You’re correct in a moral sense although I agree entirely with other posters that politicians need to spread their message far and wide regardless of platform. I do not personally use Facebook or Twitter because I find them to be toxic, predatory, and privacy red flags in the case of Facebook. I rarely use Reddit out of principle when they screwed over Boost devs. The issue though is similar to why boycotts really just don’t work for the left. Our power is in changing the systems at the government level, not at the endpoint or point of sale because almost definitionally we’re not part of the 1% who make or break companies financially. Increasingly even together in unity that’s still the case that our financial incentive offering is relatively minimal to the biggest companies if you ignore mass indignation as a stock value factor.
Twitter doesn’t comply with hate speech laws on social media companies and is used as a tool by Elon to manipulate markets. These are problems addressed through giving teeth to the agencies and that’s always going to be far more meaningful than the 4 cents you contribute in ad revenue before you max out views for the day.
Let’s be honest though, with Twitter it’s going to fail with or without government teeth around it. Elon has already started prepping the narrative to why his white nationalist pickme project is death spiraling.

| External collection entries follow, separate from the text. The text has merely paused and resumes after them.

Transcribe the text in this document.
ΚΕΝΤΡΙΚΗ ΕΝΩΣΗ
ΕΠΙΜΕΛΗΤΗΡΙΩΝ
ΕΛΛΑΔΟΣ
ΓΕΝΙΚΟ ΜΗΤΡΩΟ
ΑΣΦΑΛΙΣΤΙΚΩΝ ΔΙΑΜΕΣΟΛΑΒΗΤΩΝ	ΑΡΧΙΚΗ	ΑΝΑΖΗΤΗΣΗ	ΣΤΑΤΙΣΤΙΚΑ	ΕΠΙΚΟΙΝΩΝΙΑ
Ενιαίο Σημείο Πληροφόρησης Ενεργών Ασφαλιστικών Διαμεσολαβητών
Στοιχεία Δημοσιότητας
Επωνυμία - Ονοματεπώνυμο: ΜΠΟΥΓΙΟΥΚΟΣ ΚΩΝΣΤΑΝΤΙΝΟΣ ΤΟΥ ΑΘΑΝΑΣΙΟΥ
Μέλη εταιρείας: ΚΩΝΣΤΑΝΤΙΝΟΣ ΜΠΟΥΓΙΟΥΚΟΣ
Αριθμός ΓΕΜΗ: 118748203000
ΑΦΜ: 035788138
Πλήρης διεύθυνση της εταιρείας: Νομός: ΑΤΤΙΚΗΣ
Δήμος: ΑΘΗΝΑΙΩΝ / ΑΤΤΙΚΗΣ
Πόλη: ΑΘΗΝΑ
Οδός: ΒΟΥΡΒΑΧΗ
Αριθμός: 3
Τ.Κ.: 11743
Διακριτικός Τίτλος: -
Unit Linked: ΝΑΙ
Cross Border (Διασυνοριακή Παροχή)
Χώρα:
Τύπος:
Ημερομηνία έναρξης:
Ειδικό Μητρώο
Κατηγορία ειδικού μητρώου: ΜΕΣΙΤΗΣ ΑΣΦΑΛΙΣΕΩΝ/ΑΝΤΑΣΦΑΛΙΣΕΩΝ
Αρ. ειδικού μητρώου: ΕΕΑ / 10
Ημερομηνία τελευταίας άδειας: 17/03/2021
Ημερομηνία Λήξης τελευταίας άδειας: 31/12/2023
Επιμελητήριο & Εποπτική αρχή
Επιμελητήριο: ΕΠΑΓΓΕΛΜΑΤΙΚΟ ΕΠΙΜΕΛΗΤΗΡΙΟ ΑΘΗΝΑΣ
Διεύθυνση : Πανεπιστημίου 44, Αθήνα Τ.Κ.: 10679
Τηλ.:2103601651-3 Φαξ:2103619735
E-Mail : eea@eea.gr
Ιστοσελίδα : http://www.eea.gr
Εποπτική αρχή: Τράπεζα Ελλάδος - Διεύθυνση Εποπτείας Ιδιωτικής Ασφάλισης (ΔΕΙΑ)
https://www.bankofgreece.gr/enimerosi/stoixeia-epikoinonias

Playing into looting as a means to an end for change we want to see on the left is a political dead end. I don’t care if Walmart gets robbed, neither does Walmart, their insurance may care, but Walmart and businesses like it are part of the biggest lobbying groups for increased police presence and these events are a gift to their narrative.
It’s fine to say I don’t care about retail theft on capital owners that rob workers every day. It’s a whole other thing to say this is how we go about change as a movement and that we actively support and encourage it. Just like abortions, the edge cases that barely happen are the only ones that will be talked about endlessly in media and if we’re simultaneously cheering on the more common cases where the “victim” is an oil baron it’s not a good look. Nuance ain’t America’s strongsuit.